Hailey Gingerich of H.R. Green Company was on hand to explain some of the upgrades and repairs. In terms of the piping upsize, Gingerich said the 10-inch pipe would have to be installed in the lagoons themselves because they didn’t want to compromise lagoon levies.

Changes also include putting up an additional building to house needed equipment.

The estimated cost of the project stands at nearly $6.8 million based on cost estimates and engineering fee projections. The city is looking to bid the project next January.

City officials are looking at financing the project through a two-percent interest loan through the Iowa Finance Authority. Council members learned that seeking sewer revenue bonds would end up costing the city more than twice that amount in interest. The proposed loan would come with a 20-year payback period.

The council spent a lot of time and debate on how to increase sewer rates to help pay for the loan. Council members learned that the city would be required to have collected 110-percent of its first annual payment of that loan before the loan event gets issued. That figure amounts to more than $400,000.

Council members spent a lot of time debating how to structure the rate increase to generate the revenue and to make the increase fair to everyone. During the discussion, the council learned that there were more than 2,100 utility customers who were hooked on to the city sewer. The council also learned that 920 of those customers were mainly customers who never paid more than the minimum billing charge because their sewer usage was 3,000 gallons or less per month.

Council members debated whether to tax the base sewer rate with the entire rate hike since all customers were paying that fee. Some felt that the larger sewer users should also be held more accountable for the rate increase based on their increased usage.

The council considered many options and discussed several different scenarios, but finally settled on an increase that boosted the base sewer rate from $26.58 to $36. For those with increased usage that part of the rate will jump from $6.10 per 1,000 gallons to $8.25 per $1,000. The addition usage rage is charged for all customers who exceed the 3,000-gallon minimum monthly allowable usage.

The council approved an agreement with HR Green to perform the topographic and right-of-way survey for several blocks of Bloomfield Streets to be included in the next street project.

The council approved a pay increase of 2 percent, plus a cost of living increase for all non-union employees of the city. Earl Howard, Jack Woolard and Scott Moore voted to approve the pay increase.
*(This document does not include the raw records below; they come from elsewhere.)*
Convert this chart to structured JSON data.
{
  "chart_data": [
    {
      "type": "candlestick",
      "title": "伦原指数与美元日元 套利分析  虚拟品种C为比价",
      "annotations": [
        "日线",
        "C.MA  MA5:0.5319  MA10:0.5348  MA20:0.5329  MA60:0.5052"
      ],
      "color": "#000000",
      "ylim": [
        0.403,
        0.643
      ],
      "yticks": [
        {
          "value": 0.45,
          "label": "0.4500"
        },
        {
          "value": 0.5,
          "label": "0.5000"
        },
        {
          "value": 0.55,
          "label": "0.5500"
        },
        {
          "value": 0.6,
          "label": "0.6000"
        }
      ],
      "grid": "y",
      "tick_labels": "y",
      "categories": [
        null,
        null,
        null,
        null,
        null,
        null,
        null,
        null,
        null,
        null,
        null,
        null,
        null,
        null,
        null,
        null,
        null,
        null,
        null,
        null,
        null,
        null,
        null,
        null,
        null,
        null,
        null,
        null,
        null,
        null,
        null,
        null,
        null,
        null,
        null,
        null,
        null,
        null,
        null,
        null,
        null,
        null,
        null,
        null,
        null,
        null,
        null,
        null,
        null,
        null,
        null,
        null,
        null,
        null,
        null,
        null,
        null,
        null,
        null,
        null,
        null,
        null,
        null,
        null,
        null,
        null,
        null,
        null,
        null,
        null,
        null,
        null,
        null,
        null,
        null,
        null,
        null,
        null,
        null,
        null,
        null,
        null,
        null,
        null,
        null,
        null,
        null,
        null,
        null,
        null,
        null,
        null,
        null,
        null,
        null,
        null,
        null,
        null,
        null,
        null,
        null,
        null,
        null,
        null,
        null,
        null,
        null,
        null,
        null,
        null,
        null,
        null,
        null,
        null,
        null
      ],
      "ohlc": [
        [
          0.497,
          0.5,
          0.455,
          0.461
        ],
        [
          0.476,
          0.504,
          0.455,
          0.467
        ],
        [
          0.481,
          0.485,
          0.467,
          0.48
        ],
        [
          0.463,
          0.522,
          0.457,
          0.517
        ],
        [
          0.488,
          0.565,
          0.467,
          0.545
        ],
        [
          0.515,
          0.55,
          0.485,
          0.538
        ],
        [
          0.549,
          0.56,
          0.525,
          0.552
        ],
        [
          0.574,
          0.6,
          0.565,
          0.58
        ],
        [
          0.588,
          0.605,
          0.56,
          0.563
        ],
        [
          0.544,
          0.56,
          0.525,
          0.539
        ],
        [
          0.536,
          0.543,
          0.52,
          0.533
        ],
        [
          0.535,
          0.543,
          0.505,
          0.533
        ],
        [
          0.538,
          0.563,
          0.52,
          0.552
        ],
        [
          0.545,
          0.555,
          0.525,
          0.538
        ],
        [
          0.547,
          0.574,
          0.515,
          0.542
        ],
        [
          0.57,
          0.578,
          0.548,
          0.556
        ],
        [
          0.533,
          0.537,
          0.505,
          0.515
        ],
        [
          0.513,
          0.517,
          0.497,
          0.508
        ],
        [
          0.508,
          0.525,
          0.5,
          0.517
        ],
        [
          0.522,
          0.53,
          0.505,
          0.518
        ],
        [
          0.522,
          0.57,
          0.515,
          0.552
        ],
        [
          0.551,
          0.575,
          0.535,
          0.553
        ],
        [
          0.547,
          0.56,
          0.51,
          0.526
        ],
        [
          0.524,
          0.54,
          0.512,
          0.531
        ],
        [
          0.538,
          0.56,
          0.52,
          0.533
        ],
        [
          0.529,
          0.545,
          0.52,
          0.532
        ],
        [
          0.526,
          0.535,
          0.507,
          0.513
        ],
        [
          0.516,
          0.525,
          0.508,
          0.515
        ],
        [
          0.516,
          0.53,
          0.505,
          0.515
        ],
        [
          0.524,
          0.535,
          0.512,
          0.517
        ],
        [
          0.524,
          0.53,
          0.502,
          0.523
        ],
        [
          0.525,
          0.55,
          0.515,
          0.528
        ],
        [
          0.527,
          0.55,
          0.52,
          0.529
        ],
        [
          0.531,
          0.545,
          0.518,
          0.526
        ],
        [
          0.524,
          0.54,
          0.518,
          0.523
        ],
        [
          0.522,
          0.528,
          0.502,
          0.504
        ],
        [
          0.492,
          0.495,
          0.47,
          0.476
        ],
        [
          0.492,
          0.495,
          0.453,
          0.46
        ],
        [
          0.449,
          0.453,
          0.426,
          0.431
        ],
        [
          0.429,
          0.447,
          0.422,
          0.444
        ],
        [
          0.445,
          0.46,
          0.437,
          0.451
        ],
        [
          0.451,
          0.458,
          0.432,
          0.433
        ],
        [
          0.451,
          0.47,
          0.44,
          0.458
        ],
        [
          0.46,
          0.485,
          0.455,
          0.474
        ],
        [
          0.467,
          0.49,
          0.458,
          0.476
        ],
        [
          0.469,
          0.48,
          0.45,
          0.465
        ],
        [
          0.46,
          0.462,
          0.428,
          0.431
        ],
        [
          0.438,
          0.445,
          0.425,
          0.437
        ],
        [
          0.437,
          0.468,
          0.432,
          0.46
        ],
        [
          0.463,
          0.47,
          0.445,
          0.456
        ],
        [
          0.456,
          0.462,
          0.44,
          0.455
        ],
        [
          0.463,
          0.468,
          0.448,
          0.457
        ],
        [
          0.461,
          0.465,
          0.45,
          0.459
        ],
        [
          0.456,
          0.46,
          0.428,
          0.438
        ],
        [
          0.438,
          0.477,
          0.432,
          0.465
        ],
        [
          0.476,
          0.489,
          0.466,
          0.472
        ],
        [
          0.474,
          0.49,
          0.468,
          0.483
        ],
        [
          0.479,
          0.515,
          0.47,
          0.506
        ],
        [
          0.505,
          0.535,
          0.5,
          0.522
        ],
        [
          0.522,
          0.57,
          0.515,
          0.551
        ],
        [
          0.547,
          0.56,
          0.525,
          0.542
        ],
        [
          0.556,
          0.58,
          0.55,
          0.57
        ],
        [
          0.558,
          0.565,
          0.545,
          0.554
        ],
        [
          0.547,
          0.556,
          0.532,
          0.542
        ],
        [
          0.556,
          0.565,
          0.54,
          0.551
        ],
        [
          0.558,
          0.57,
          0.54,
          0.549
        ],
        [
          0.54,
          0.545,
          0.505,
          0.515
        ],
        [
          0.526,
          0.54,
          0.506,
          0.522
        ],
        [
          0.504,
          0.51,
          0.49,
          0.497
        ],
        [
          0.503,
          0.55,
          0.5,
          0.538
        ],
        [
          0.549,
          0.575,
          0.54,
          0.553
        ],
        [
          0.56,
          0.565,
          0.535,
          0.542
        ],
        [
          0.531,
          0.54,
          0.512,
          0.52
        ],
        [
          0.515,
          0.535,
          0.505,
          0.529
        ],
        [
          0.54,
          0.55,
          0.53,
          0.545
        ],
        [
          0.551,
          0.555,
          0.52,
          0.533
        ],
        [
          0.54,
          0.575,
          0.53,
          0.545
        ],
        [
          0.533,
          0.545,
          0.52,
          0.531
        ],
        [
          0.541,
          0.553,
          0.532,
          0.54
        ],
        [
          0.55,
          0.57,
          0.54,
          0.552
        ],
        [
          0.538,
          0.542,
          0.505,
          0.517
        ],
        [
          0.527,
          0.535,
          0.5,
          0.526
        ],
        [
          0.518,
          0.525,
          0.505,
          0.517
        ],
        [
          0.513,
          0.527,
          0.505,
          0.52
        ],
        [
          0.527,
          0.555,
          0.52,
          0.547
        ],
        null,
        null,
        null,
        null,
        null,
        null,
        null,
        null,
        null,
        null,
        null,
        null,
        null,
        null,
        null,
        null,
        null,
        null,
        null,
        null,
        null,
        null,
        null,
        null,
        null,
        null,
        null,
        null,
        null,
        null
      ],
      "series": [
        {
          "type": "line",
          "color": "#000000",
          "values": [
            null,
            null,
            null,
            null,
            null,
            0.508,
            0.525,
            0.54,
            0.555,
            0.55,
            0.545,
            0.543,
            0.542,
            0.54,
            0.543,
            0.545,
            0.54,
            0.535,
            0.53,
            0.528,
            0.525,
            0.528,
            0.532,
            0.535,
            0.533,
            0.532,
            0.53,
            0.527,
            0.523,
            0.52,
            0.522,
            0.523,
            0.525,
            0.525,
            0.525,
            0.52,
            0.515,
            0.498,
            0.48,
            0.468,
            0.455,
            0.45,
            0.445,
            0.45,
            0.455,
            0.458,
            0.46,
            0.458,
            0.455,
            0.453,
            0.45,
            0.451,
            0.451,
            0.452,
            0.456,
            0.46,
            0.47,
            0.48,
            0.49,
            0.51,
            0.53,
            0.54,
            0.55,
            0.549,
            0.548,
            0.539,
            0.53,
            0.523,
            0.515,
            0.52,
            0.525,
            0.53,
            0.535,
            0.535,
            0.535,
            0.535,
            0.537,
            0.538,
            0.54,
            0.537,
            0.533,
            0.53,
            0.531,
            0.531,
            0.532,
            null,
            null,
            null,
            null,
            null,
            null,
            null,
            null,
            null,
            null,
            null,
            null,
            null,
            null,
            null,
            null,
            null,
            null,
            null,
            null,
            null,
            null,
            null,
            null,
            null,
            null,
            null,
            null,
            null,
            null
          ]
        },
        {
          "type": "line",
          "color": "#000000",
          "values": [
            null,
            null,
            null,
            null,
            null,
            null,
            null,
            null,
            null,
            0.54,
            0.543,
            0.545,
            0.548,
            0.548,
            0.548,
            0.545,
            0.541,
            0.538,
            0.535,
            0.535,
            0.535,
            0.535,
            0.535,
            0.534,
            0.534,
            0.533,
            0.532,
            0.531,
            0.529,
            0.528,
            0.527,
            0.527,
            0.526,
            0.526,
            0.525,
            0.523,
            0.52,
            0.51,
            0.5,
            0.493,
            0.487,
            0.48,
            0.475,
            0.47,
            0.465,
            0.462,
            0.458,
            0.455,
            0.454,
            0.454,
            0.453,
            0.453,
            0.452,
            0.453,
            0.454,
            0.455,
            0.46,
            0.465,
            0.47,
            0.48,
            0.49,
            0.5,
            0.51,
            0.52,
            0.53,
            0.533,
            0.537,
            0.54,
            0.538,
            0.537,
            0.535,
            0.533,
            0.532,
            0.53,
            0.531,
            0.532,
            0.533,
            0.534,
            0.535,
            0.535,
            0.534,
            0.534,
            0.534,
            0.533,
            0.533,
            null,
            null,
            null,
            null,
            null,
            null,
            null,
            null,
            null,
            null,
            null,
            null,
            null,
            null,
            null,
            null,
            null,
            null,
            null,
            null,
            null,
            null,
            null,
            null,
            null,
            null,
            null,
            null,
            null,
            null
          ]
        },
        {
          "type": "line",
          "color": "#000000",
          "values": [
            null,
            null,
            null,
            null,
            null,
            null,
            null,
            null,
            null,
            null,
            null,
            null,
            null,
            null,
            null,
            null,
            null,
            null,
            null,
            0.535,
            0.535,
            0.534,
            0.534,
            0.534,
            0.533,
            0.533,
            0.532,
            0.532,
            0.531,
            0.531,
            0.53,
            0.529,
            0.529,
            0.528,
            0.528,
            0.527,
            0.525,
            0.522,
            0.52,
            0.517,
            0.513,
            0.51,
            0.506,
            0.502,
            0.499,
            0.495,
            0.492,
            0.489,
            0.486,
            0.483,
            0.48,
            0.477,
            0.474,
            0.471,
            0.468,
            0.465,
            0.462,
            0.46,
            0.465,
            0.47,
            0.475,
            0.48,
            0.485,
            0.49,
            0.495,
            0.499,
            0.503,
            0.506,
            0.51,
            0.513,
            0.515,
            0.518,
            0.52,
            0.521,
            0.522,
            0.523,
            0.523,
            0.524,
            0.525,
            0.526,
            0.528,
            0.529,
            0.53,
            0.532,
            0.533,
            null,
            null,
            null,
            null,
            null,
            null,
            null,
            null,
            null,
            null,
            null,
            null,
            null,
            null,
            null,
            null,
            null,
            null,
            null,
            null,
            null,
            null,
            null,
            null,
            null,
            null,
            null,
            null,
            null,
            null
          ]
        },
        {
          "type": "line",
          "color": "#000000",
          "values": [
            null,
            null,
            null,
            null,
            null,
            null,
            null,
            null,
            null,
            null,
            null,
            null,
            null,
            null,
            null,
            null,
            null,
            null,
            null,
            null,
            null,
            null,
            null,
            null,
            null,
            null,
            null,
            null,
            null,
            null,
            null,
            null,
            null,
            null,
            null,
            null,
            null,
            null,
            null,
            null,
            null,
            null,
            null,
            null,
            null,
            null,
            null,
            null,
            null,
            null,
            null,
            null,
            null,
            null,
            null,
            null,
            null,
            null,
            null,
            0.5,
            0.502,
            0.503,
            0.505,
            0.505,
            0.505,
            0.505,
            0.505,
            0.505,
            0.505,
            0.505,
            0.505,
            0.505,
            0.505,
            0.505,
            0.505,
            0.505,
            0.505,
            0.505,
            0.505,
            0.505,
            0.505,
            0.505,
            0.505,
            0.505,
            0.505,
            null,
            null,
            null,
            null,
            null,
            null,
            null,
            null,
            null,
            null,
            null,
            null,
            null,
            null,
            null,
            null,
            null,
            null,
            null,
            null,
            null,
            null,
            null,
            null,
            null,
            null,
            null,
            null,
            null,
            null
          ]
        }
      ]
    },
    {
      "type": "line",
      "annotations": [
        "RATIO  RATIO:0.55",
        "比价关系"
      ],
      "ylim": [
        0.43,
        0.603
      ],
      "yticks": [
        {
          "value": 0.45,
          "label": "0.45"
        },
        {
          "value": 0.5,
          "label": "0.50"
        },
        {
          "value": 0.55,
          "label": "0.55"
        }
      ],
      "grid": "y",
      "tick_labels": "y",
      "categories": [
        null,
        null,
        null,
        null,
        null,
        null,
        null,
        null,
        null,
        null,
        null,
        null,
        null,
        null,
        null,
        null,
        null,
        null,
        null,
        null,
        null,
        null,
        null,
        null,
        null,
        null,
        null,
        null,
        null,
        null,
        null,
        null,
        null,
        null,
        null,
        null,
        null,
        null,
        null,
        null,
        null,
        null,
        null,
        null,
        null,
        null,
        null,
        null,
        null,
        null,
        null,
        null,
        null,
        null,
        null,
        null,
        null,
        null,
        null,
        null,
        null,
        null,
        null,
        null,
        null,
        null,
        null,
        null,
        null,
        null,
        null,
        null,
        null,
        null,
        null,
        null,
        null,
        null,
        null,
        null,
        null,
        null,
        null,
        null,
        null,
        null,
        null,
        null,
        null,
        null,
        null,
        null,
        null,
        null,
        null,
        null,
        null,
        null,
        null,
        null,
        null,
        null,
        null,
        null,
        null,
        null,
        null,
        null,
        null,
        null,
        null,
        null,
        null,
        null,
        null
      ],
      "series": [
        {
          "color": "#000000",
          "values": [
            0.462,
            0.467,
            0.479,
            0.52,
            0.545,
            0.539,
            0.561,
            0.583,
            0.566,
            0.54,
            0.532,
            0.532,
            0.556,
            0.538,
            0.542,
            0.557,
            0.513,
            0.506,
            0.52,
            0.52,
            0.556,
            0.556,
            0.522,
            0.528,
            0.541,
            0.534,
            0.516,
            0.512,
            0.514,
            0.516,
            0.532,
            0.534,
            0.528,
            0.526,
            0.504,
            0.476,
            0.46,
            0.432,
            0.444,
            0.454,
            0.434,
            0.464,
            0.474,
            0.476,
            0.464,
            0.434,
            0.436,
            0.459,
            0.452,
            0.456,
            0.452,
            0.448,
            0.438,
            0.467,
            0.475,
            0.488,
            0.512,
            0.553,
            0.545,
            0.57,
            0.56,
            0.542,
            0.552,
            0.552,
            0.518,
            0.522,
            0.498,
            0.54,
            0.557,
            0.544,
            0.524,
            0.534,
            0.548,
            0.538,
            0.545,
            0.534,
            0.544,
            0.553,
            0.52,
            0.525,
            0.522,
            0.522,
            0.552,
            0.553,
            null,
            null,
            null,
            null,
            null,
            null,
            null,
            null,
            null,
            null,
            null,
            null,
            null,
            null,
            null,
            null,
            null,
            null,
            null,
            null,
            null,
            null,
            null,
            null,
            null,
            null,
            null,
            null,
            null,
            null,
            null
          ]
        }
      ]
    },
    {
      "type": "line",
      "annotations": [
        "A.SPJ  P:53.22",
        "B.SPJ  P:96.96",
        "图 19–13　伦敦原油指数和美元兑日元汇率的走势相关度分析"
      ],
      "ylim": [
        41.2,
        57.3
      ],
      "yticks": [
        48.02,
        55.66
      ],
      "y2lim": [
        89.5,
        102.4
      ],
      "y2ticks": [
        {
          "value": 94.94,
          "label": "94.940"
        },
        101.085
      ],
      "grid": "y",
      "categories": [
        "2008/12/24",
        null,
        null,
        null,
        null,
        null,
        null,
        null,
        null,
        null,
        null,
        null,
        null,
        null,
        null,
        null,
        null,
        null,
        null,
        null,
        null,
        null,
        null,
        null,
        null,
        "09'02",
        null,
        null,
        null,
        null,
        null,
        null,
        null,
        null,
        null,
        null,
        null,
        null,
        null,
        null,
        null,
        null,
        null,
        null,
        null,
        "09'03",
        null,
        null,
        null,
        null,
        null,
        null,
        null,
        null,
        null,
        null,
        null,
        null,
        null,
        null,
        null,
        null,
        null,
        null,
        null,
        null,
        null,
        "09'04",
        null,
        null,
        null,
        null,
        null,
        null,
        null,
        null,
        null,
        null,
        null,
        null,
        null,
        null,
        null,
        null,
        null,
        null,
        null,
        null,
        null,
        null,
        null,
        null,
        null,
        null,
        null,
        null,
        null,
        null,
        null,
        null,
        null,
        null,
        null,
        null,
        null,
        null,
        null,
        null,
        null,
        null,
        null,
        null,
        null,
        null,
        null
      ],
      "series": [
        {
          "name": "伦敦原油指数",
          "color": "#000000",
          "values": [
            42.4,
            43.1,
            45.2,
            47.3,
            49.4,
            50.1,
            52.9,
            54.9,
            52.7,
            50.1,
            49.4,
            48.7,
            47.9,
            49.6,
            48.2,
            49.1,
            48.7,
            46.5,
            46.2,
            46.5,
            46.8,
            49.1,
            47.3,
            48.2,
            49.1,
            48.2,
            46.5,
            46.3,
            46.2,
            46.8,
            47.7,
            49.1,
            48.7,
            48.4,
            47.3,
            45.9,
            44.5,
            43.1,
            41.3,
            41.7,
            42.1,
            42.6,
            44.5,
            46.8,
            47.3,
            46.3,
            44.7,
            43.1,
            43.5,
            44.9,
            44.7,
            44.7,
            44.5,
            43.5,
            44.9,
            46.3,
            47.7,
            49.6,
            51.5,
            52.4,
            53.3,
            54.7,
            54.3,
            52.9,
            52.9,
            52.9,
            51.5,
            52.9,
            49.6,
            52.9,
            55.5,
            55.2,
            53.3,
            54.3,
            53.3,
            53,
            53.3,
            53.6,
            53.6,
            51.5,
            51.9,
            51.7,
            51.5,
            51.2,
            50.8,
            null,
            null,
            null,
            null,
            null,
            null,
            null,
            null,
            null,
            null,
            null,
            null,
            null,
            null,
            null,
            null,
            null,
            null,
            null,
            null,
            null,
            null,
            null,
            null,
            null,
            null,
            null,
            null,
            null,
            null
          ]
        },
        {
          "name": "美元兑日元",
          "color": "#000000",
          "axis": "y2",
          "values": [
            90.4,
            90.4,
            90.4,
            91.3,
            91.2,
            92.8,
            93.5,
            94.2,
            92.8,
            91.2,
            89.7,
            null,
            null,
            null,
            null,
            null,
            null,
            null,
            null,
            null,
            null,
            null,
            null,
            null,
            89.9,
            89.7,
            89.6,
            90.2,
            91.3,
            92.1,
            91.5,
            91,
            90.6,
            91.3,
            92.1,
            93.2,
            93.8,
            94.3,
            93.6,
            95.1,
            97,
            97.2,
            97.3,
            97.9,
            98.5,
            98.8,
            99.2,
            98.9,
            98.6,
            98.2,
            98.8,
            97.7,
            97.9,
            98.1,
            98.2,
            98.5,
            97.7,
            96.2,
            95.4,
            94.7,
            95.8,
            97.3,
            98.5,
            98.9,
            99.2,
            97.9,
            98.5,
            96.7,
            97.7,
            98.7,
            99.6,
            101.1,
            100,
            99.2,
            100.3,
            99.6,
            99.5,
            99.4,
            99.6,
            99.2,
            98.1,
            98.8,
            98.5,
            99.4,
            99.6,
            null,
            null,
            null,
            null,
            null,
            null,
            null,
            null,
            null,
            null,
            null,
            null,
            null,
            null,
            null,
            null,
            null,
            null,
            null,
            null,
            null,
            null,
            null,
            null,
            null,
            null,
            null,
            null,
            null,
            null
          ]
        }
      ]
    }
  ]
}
Darin Garrett voted against it.

The council moved to stop all work on a culvert project on East Street in southeastern Bloomfield. The council voted to stop the project, because decisions needed to be made in regard to moving utilities to proceed with the project, which should have started earlier this month.
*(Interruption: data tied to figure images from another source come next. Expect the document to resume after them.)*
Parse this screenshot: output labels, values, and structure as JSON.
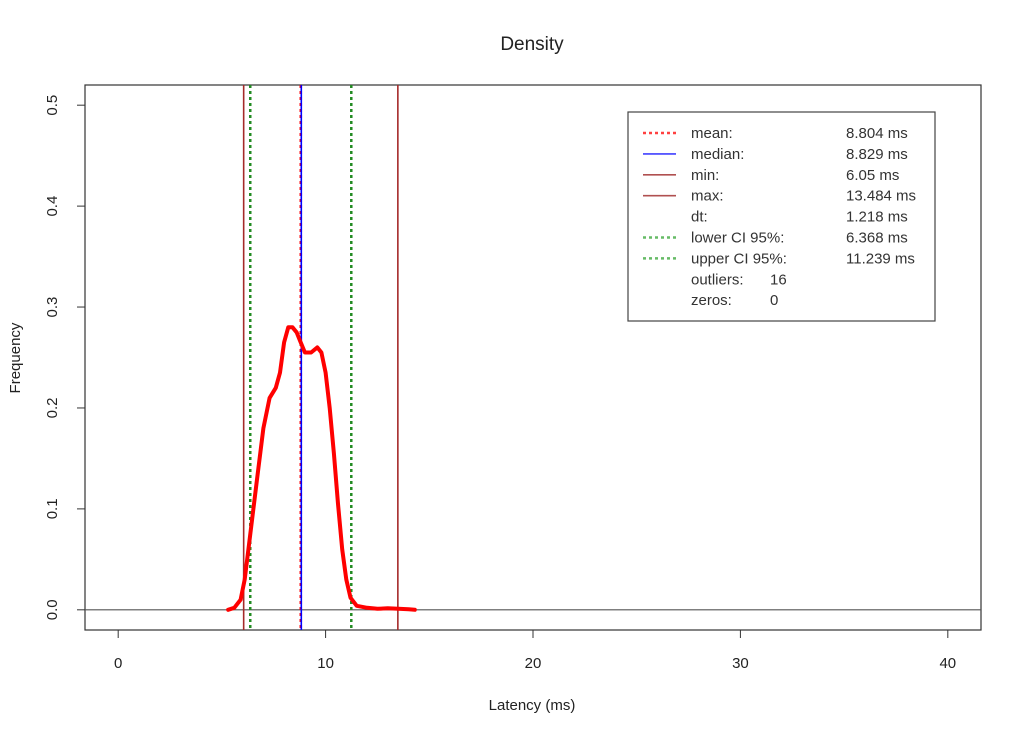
{
  "chart_data": {
    "type": "line",
    "title": "Density",
    "xlabel": "Latency (ms)",
    "ylabel": "Frequency",
    "xlim": [
      -1.6,
      41.6
    ],
    "ylim": [
      -0.02,
      0.52
    ],
    "xticks": [
      0,
      10,
      20,
      30,
      40
    ],
    "yticks": [
      0.0,
      0.1,
      0.2,
      0.3,
      0.4,
      0.5
    ],
    "xtick_labels": [
      "0",
      "10",
      "20",
      "30",
      "40"
    ],
    "ytick_labels": [
      "0.0",
      "0.1",
      "0.2",
      "0.3",
      "0.4",
      "0.5"
    ],
    "grid": false,
    "legend_position": "top-right",
    "density_curve": {
      "color": "#ff0000",
      "x": [
        5.3,
        5.6,
        5.9,
        6.1,
        6.4,
        6.7,
        7.0,
        7.3,
        7.6,
        7.8,
        8.0,
        8.2,
        8.4,
        8.6,
        8.8,
        9.0,
        9.3,
        9.6,
        9.8,
        10.0,
        10.2,
        10.4,
        10.6,
        10.8,
        11.0,
        11.2,
        11.5,
        12.0,
        12.5,
        13.0,
        13.5,
        14.0,
        14.3
      ],
      "y": [
        0.0,
        0.002,
        0.01,
        0.03,
        0.08,
        0.13,
        0.18,
        0.21,
        0.22,
        0.235,
        0.265,
        0.28,
        0.28,
        0.275,
        0.265,
        0.255,
        0.255,
        0.26,
        0.255,
        0.235,
        0.2,
        0.155,
        0.105,
        0.06,
        0.03,
        0.012,
        0.004,
        0.002,
        0.001,
        0.0015,
        0.001,
        0.0005,
        0.0
      ]
    },
    "vertical_lines": [
      {
        "name": "min",
        "x": 6.05,
        "color": "#a52a2a",
        "style": "solid"
      },
      {
        "name": "lower CI 95%",
        "x": 6.368,
        "color": "#228b22",
        "style": "dotted"
      },
      {
        "name": "mean",
        "x": 8.804,
        "color": "#ff0000",
        "style": "dotted"
      },
      {
        "name": "median",
        "x": 8.829,
        "color": "#0000ff",
        "style": "solid"
      },
      {
        "name": "upper CI 95%",
        "x": 11.239,
        "color": "#228b22",
        "style": "dotted"
      },
      {
        "name": "max",
        "x": 13.484,
        "color": "#a52a2a",
        "style": "solid"
      }
    ],
    "legend": [
      {
        "label": "mean:",
        "value": "8.804 ms",
        "color": "#ff4040",
        "style": "dotted"
      },
      {
        "label": "median:",
        "value": "8.829 ms",
        "color": "#4040ff",
        "style": "solid"
      },
      {
        "label": "min:",
        "value": "6.05 ms",
        "color": "#b05050",
        "style": "solid"
      },
      {
        "label": "max:",
        "value": "13.484 ms",
        "color": "#b05050",
        "style": "solid"
      },
      {
        "label": "dt:",
        "value": "1.218 ms",
        "color": "",
        "style": "none"
      },
      {
        "label": "lower CI 95%:",
        "value": "6.368 ms",
        "color": "#66bb66",
        "style": "dotted"
      },
      {
        "label": "upper CI 95%:",
        "value": "11.239 ms",
        "color": "#66bb66",
        "style": "dotted"
      },
      {
        "label": "outliers:",
        "value": "16",
        "color": "",
        "style": "none"
      },
      {
        "label": "zeros:",
        "value": "0",
        "color": "",
        "style": "none"
      }
    ]
  }
}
Council members discussed the possibility of continuing with a culvert or changing it to a bridge. The council was reminded that supplies had already been purchased to help construct the culvert. The council voted 3-0 to approve stoppage of the culvert project with Moore, Howard and Woolard voting in favor of the motion. Garrett abstained.

The council voted to approve a plan for paying for phase II of the Davis County Trails project. Council members learned that the city pledged $40,000 toward the project and that the trails council owed the city for $10,000 in unpaid funds. Council members agreed to take its most recently allotment of hotel motel tax funds and apply it toward the amount owed by the trails council.

The council discussed a noise ordinance change, but took no action. They also discussed potential changes to parking and stop sign issues around the city, but made no formal decisions on potential changes.

In other action, the council voted to approve the purchase of utility poles for the coming fiscal year. They council also voted to extend housing incentives to John Hilbert, Lincoln Lynch and Walter Fowler. The council also approved alcohol permits for Slick’s Place and for J’s One Stop.